Vital Moreira fala do conservadorismo de (certa) esquerda, em A Aba da Causa, no que respeita à apreciação que faz da actuação do Governo de José Sócrates. Como é habitual, é um apontamento exemplar. Cruza com notas deste blogue (e.g., sob a etiqueta saúde). Um excerto para animar à leitura de toda a coluna (o bold é meu):
"Recorde-se que na reforma da segurança social, enquanto o PS fez vingar a
reafirmação e as condições de sustentação do modelo de segurança social pública,
universal e geral, a direita insistiu num modelo de capitalização individual das
pensões, o qual, além de abandonar qualquer ideia de solidariedade social e
intergeracional, necessitava de um gigantesco endividamento público para
suportar os encargos das pensões nas próximas décadas, dada a cessação das
contribuições para o fundo geral da segurança social."
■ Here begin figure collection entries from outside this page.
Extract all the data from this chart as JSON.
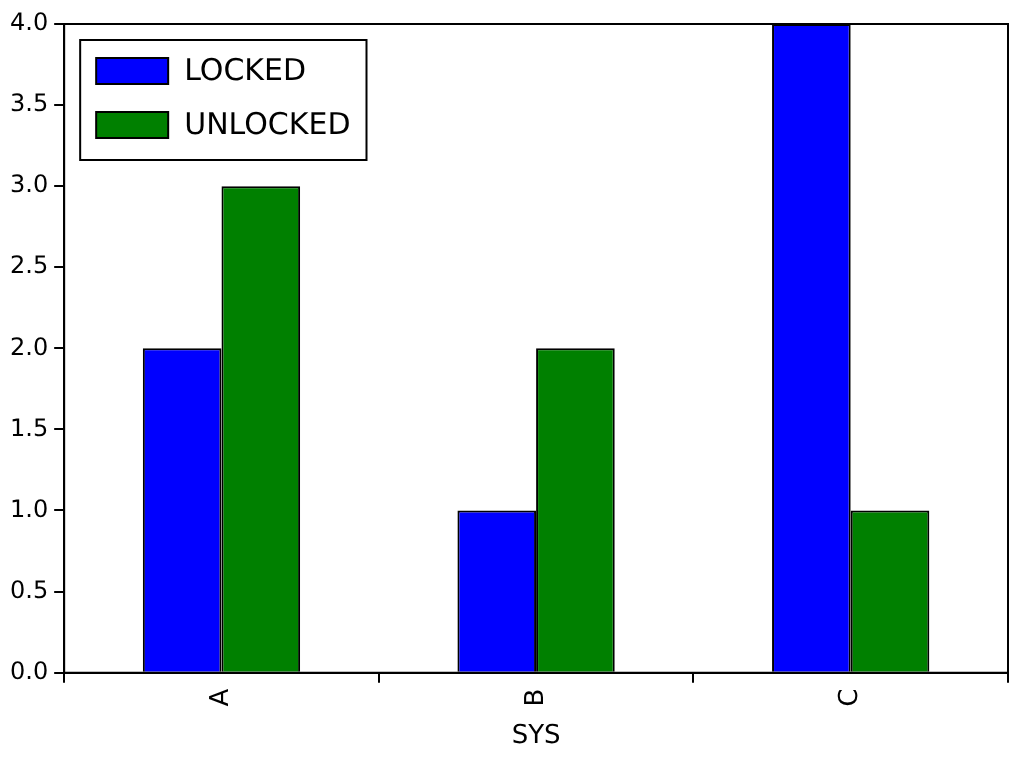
{
  "chart_data": {
    "type": "bar",
    "xlabel": "SYS",
    "categories": [
      "A",
      "B",
      "C"
    ],
    "series": [
      {
        "name": "LOCKED",
        "color": "#0000ff",
        "values": [
          2,
          1,
          4
        ]
      },
      {
        "name": "UNLOCKED",
        "color": "#008000",
        "values": [
          3,
          2,
          1
        ]
      }
    ],
    "ylim": [
      0,
      4
    ],
    "yticks": [
      {
        "value": 0,
        "label": "0.0"
      },
      {
        "value": 0.5,
        "label": "0.5"
      },
      {
        "value": 1,
        "label": "1.0"
      },
      {
        "value": 1.5,
        "label": "1.5"
      },
      {
        "value": 2,
        "label": "2.0"
      },
      {
        "value": 2.5,
        "label": "2.5"
      },
      {
        "value": 3,
        "label": "3.0"
      },
      {
        "value": 3.5,
        "label": "3.5"
      },
      {
        "value": 4,
        "label": "4.0"
      }
    ],
    "grid": false,
    "legend": "top left"
  }
}
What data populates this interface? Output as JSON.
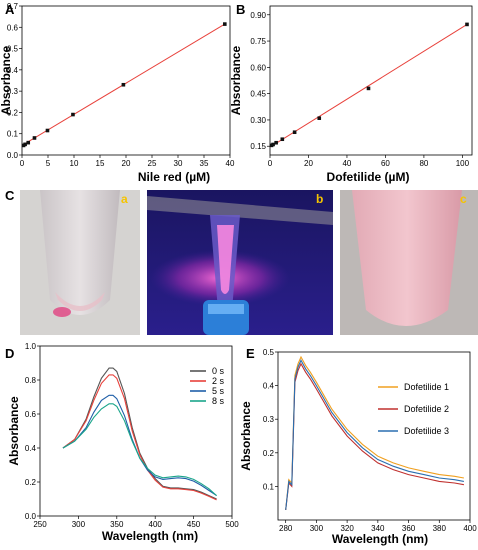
{
  "figure": {
    "panels": {
      "A": "A",
      "B": "B",
      "C": "C",
      "D": "D",
      "E": "E"
    },
    "photo_labels": [
      "a",
      "b",
      "c"
    ]
  },
  "chart_data": [
    {
      "id": "A",
      "type": "scatter",
      "xlabel": "Nile red (µM)",
      "ylabel": "Absorbance",
      "xlim": [
        0,
        40
      ],
      "ylim": [
        0,
        0.7
      ],
      "xticks": [
        0,
        5,
        10,
        15,
        20,
        25,
        30,
        35,
        40
      ],
      "yticks": [
        0.0,
        0.1,
        0.2,
        0.3,
        0.4,
        0.5,
        0.6,
        0.7
      ],
      "xtick_labels": [
        "0",
        "5",
        "10",
        "15",
        "20",
        "25",
        "30",
        "35",
        "40"
      ],
      "ytick_labels": [
        "0.0",
        "0.1",
        "0.2",
        "0.3",
        "0.4",
        "0.5",
        "0.6",
        "0.7"
      ],
      "points": {
        "x": [
          0.3,
          0.6,
          1.2,
          2.4,
          4.9,
          9.8,
          19.5,
          39
        ],
        "y": [
          0.045,
          0.05,
          0.058,
          0.08,
          0.115,
          0.19,
          0.33,
          0.615
        ]
      },
      "fit": {
        "x": [
          0,
          39
        ],
        "y": [
          0.045,
          0.615
        ],
        "color": "#e8413b"
      },
      "grid": false
    },
    {
      "id": "B",
      "type": "scatter",
      "xlabel": "Dofetilide (µM)",
      "ylabel": "Absorbance",
      "xlim": [
        0,
        105
      ],
      "ylim": [
        0.1,
        0.95
      ],
      "xticks": [
        0,
        20,
        40,
        60,
        80,
        100
      ],
      "yticks": [
        0.15,
        0.3,
        0.45,
        0.6,
        0.75,
        0.9
      ],
      "xtick_labels": [
        "0",
        "20",
        "40",
        "60",
        "80",
        "100"
      ],
      "ytick_labels": [
        "0.15",
        "0.30",
        "0.45",
        "0.60",
        "0.75",
        "0.90"
      ],
      "points": {
        "x": [
          0.8,
          1.6,
          3.2,
          6.4,
          12.8,
          25.6,
          51.2,
          102.4
        ],
        "y": [
          0.155,
          0.16,
          0.17,
          0.19,
          0.23,
          0.31,
          0.48,
          0.845
        ]
      },
      "fit": {
        "x": [
          0,
          102.4
        ],
        "y": [
          0.145,
          0.845
        ],
        "color": "#e8413b"
      },
      "grid": false
    },
    {
      "id": "D",
      "type": "line",
      "xlabel": "Wavelength (nm)",
      "ylabel": "Absorbance",
      "xlim": [
        250,
        500
      ],
      "ylim": [
        0,
        1.0
      ],
      "xticks": [
        250,
        300,
        350,
        400,
        450,
        500
      ],
      "yticks": [
        0.0,
        0.2,
        0.4,
        0.6,
        0.8,
        1.0
      ],
      "xtick_labels": [
        "250",
        "300",
        "350",
        "400",
        "450",
        "500"
      ],
      "ytick_labels": [
        "0.0",
        "0.2",
        "0.4",
        "0.6",
        "0.8",
        "1.0"
      ],
      "legend": "top-right",
      "grid": false,
      "series": [
        {
          "name": "0 s",
          "color": "#555555",
          "x": [
            280,
            295,
            310,
            320,
            330,
            340,
            345,
            350,
            360,
            370,
            380,
            390,
            400,
            410,
            420,
            430,
            440,
            450,
            460,
            470,
            480
          ],
          "y": [
            0.4,
            0.45,
            0.57,
            0.7,
            0.81,
            0.87,
            0.87,
            0.85,
            0.72,
            0.52,
            0.37,
            0.28,
            0.22,
            0.175,
            0.165,
            0.165,
            0.16,
            0.155,
            0.14,
            0.12,
            0.1
          ]
        },
        {
          "name": "2 s",
          "color": "#e8413b",
          "x": [
            280,
            295,
            310,
            320,
            330,
            340,
            345,
            350,
            360,
            370,
            380,
            390,
            400,
            410,
            420,
            430,
            440,
            450,
            460,
            470,
            480
          ],
          "y": [
            0.4,
            0.45,
            0.56,
            0.68,
            0.78,
            0.83,
            0.83,
            0.81,
            0.69,
            0.5,
            0.36,
            0.27,
            0.21,
            0.17,
            0.16,
            0.16,
            0.155,
            0.15,
            0.135,
            0.115,
            0.095
          ]
        },
        {
          "name": "5 s",
          "color": "#1f5fa8",
          "x": [
            280,
            295,
            310,
            320,
            330,
            340,
            345,
            350,
            360,
            370,
            380,
            390,
            400,
            410,
            420,
            430,
            440,
            450,
            460,
            470,
            480
          ],
          "y": [
            0.4,
            0.44,
            0.52,
            0.61,
            0.68,
            0.71,
            0.71,
            0.69,
            0.59,
            0.45,
            0.34,
            0.27,
            0.23,
            0.215,
            0.22,
            0.225,
            0.22,
            0.205,
            0.18,
            0.15,
            0.12
          ]
        },
        {
          "name": "8 s",
          "color": "#1aa58a",
          "x": [
            280,
            295,
            310,
            320,
            330,
            340,
            345,
            350,
            360,
            370,
            380,
            390,
            400,
            410,
            420,
            430,
            440,
            450,
            460,
            470,
            480
          ],
          "y": [
            0.4,
            0.44,
            0.51,
            0.58,
            0.63,
            0.66,
            0.66,
            0.645,
            0.56,
            0.44,
            0.34,
            0.28,
            0.24,
            0.225,
            0.23,
            0.235,
            0.23,
            0.215,
            0.19,
            0.16,
            0.12
          ]
        }
      ]
    },
    {
      "id": "E",
      "type": "line",
      "xlabel": "Wavelength (nm)",
      "ylabel": "Absorbance",
      "xlim": [
        275,
        400
      ],
      "ylim": [
        0,
        0.5
      ],
      "xticks": [
        280,
        300,
        320,
        340,
        360,
        380,
        400
      ],
      "yticks": [
        0.1,
        0.2,
        0.3,
        0.4,
        0.5
      ],
      "xtick_labels": [
        "280",
        "300",
        "320",
        "340",
        "360",
        "380",
        "400"
      ],
      "ytick_labels": [
        "0.1",
        "0.2",
        "0.3",
        "0.4",
        "0.5"
      ],
      "legend": "top-right",
      "grid": false,
      "series": [
        {
          "name": "Dofetilide 1",
          "color": "#f0a020",
          "x": [
            280,
            282,
            284,
            286,
            288,
            290,
            293,
            296,
            300,
            305,
            310,
            320,
            330,
            340,
            350,
            360,
            370,
            380,
            390,
            396
          ],
          "y": [
            0.03,
            0.12,
            0.11,
            0.43,
            0.465,
            0.485,
            0.46,
            0.44,
            0.41,
            0.37,
            0.33,
            0.27,
            0.225,
            0.19,
            0.17,
            0.155,
            0.145,
            0.135,
            0.13,
            0.125
          ]
        },
        {
          "name": "Dofetilide 2",
          "color": "#c0302e",
          "x": [
            280,
            282,
            284,
            286,
            288,
            290,
            293,
            296,
            300,
            305,
            310,
            320,
            330,
            340,
            350,
            360,
            370,
            380,
            390,
            396
          ],
          "y": [
            0.03,
            0.11,
            0.1,
            0.41,
            0.445,
            0.465,
            0.44,
            0.42,
            0.39,
            0.35,
            0.31,
            0.25,
            0.205,
            0.17,
            0.15,
            0.135,
            0.125,
            0.115,
            0.11,
            0.105
          ]
        },
        {
          "name": "Dofetilide 3",
          "color": "#2a6fb0",
          "x": [
            280,
            282,
            284,
            286,
            288,
            290,
            293,
            296,
            300,
            305,
            310,
            320,
            330,
            340,
            350,
            360,
            370,
            380,
            390,
            396
          ],
          "y": [
            0.03,
            0.115,
            0.105,
            0.42,
            0.455,
            0.475,
            0.45,
            0.43,
            0.4,
            0.36,
            0.32,
            0.26,
            0.215,
            0.18,
            0.16,
            0.145,
            0.135,
            0.125,
            0.12,
            0.115
          ]
        }
      ]
    }
  ]
}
"No caso da educação e da saúde, os projectos da direita não podem ser mais
claros. Como se exprimiu enfaticamente o líder do PSD, trata-se de "desmantelar
o Estado" - com o Estado social à cabeça, bem entendido - ou, nas palavras de
Manuela Ferreira Leite, de "afastar o Estado" da saúde e da educação. Mesmo que
se proteste que pode haver garantia dos direitos sociais sem passar pela sua
prestação pública - o que é verdadeiro, em abstracto -, a verdade é que não pode
haver grande ilusões de que nas actuais circunstâncias nacionais a privatização
dos serviços públicos de segurança social, de educação e de saúde, transformando
o Estado em simples pagador da sua prestação privada a quem não tivesse meios
para os pagar, produziria uma inaceitável segmentação social, entre os serviços
"de primeira" para quem pode pagar e os serviços "de segunda" (ou "terceira")
para quem depende da subvenção estatal."
"Por conseguinte, enganam-se deliberadamente os que não querem ver que a
alternativa à política de modernização e racionalização dos serviços sociais
públicos não consiste em insistir no modelo tradicional (e caminhar para o seu
inevitável colapso a médio prazo), como quer a esquerda conservadora, mas sim em
seguir as receitas da direita, suprimindo a responsabilidade colectiva por
serviços públicos universais e substituindo-a, quando muito, pela garantia
supletiva de "serviços mínimos" para quem não possa pagar a sua prestação
privada. A opção (de esquerda) devia ser óbvia."